L'immeuble Yacoubian

Actes Sud, 2006, traduit de l'arabe par Gilles Gauthier(orig. 'Imârat Yaakoubiân, 2002)

L'histoire d'un immeuble cairote dont la construction remonte au début du siècle et qui, au cours des époques successives, a vu sa population se colorer d'une galerie stupéfiante de personnages issus des classes sociales les plus diverses, qui cohabitent, inter-agissent et parfois s'affrontent.

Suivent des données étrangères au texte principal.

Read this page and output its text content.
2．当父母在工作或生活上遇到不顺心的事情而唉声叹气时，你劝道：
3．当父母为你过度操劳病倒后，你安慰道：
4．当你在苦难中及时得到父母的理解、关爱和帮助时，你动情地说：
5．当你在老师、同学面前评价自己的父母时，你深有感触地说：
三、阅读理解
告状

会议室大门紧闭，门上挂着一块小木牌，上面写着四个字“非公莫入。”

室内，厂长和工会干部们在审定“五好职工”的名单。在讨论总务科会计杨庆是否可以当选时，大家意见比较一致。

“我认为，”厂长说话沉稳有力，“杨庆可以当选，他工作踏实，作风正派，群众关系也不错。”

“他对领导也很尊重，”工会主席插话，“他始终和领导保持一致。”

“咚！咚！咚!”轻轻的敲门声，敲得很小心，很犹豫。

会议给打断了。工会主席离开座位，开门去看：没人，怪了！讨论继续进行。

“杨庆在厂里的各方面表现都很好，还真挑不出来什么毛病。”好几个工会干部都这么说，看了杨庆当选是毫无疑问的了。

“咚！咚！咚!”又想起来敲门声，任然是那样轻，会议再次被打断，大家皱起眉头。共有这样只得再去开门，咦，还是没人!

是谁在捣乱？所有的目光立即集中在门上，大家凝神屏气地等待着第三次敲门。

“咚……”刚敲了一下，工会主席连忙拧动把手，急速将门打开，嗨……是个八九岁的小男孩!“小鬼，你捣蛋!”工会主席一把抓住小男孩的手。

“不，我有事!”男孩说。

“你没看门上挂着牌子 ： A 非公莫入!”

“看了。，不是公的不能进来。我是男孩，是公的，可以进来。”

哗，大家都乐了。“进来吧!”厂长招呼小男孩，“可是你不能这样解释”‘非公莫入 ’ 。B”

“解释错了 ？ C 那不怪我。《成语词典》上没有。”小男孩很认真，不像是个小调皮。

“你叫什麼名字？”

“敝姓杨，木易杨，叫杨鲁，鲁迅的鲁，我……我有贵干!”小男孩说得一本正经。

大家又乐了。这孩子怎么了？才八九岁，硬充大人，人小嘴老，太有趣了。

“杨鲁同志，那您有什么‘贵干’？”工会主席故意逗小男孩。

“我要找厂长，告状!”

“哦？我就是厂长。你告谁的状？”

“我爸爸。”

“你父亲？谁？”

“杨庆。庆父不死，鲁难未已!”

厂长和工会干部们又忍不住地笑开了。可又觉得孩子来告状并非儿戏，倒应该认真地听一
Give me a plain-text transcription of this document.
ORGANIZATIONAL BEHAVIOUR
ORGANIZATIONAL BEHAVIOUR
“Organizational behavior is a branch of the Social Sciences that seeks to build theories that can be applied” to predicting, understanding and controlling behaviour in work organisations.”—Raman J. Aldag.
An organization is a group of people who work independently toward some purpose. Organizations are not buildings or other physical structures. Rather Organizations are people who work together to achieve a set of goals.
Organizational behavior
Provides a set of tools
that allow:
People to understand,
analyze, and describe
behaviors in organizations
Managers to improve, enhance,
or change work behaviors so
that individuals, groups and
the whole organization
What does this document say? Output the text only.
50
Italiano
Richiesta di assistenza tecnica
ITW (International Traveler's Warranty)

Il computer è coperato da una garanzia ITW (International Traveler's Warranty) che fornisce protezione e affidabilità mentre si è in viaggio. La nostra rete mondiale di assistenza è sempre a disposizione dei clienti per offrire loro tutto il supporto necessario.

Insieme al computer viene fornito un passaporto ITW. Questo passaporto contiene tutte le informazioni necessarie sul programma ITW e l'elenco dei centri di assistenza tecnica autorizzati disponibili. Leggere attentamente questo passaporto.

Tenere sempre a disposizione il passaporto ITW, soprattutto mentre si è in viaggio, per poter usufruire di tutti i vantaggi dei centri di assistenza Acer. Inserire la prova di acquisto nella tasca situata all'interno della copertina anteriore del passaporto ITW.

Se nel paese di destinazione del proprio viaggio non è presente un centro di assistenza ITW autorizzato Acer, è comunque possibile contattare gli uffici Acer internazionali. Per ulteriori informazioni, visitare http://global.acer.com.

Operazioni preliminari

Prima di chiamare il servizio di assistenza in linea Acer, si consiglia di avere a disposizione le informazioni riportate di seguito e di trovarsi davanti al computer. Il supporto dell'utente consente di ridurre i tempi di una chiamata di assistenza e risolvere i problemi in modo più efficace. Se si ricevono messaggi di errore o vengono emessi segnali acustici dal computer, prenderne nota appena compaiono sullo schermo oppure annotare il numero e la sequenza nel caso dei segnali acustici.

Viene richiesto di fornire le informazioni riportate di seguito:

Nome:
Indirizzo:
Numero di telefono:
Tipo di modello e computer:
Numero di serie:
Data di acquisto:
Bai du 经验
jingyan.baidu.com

Il y a d'abord Zaki Pacha, le fils d'un vieux pacha qui a connu la gloire d'antan et qui est resté amateur de plaisirs et de femmes. Il y a aussi Hatem, le rédacteur en chef d'un journal francophone qui, le soir venu, s'adonne aux plaisirs homosexuels avec des gueux ramassés dans la rue. Il y a encore Taha qui n'a pas réussi à intégrer l'école de police pour cause de père gardien d'immeuble et qui devient une proie facile pour les islamistes, Bothaïna, sa fiancée inquiète de le voir changer et elle-même en butte aux harcèlements sexuels de toute nature...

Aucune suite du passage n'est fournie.